La storia della Bibbia che avevamo raccontato quel giorno era l'episodio in cui una donna morì e poi venne risuscitata tramite la preghiera di Pietro. La donna si chiamava Tabita ed era ricordata dalle persone che piangevano la sua morte, per le belle tuniche che regalava ai poveri (troviamo questo episodio in Atti 9:36-42).
Volevamo quindi far cimentare i bambini con qualcosa che avesse a che fare con il tessere della stoffa, per ricordare questa grande generosità di Tabita. Tessere un intero pezzo di stoffa può essere complicato da fare in pochi giorni di campeggio, ma per un sottobicchiere è stata sufficiente un'oretta (e anche meno).

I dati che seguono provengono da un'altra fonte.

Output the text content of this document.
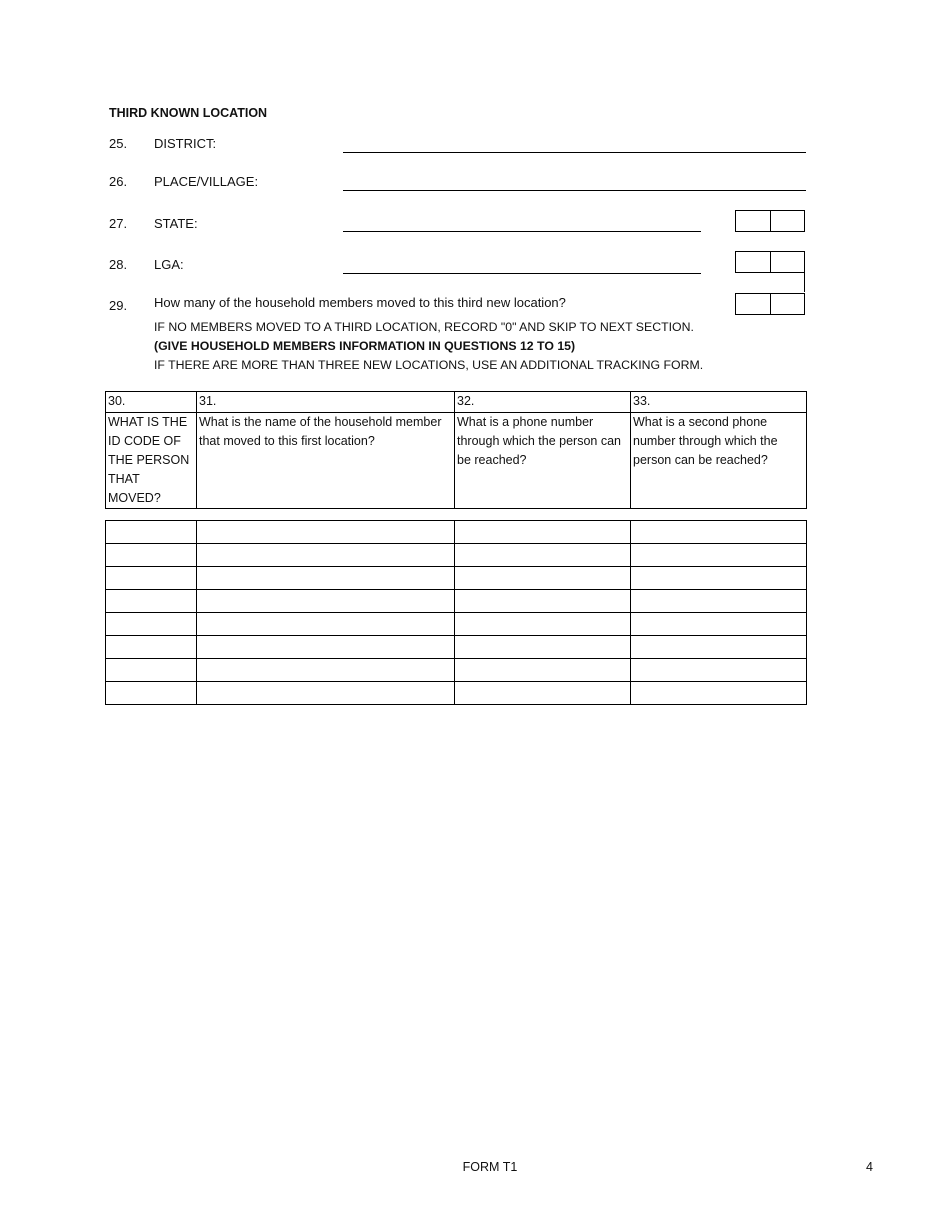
THIRD KNOWN LOCATION
25. DISTRICT:
26. PLACE/VILLAGE:
27. STATE:
28. LGA:
29. How many of the household members moved to this third new location?
IF NO MEMBERS MOVED TO A THIRD LOCATION, RECORD "0" AND SKIP TO NEXT SECTION.
(GIVE HOUSEHOLD MEMBERS INFORMATION IN QUESTIONS 12 TO 15)
IF THERE ARE MORE THAN THREE NEW LOCATIONS, USE AN ADDITIONAL TRACKING FORM.
30.	31.	32.	33.
WHAT IS THE ID CODE OF THE PERSON THAT MOVED?	What is the name of the household member that moved to this first location?	What is a phone number through which the person can be reached?	What is a second phone number through which the person can be reached?

FORM T1	4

Il materiale necessario è:
Un cerchio di cartone spesso
Avanzi di lana colorata
Delle forbici
In precedenza ho preparato per ogni bambino un cerchio di cartone nel quale ho praticato delle fessure (di circa 1 cm) in numero dispari. Noi ne abbiamo fatte 9, ma se ne possono fare di più per un lavoro più fitto.
Ho quindi teso un filo bello resistente tra le fessure, come a formare una ragnatela, che ho legato sul retro.
Ho dato ai ragazzini il cerchio di cartone e tanta lana colorata e loro hanno creato, seguendo la propria fantasia, degli splendidi sottobicchieri.
È bastato iniziare dal centro del cerchio ad infilare un capo della lana prescelta, andando poi alternativamente sopra e sotto ai fili della ragnatela e cambiando colore ogni tanto.
Importante è segnare sul cerchio di cartone il senso di marcia con una piccola freccia, per andare sempre dalla stessa parte nel tessere. Capita che si appoggia un attimo il lavoro per prendere altro filo e vedendo la freccia si può ripartire subito seguendo la giusta rotazione.
L'attività è piaciuta sia a maschi che femmine, alcuni ne hanno addirittura voluto fare altri nei giorni seguenti per creare tutto un set per la propria famiglia!
Per concludere il lavoretto basta tagliare i fili della ragnatela e annodarli due a due tra di loro (essendo dispari, l'ultimo filo lo possiamo legare in qualche modo attorno all'ultimo filo colorato del sottobicchiere).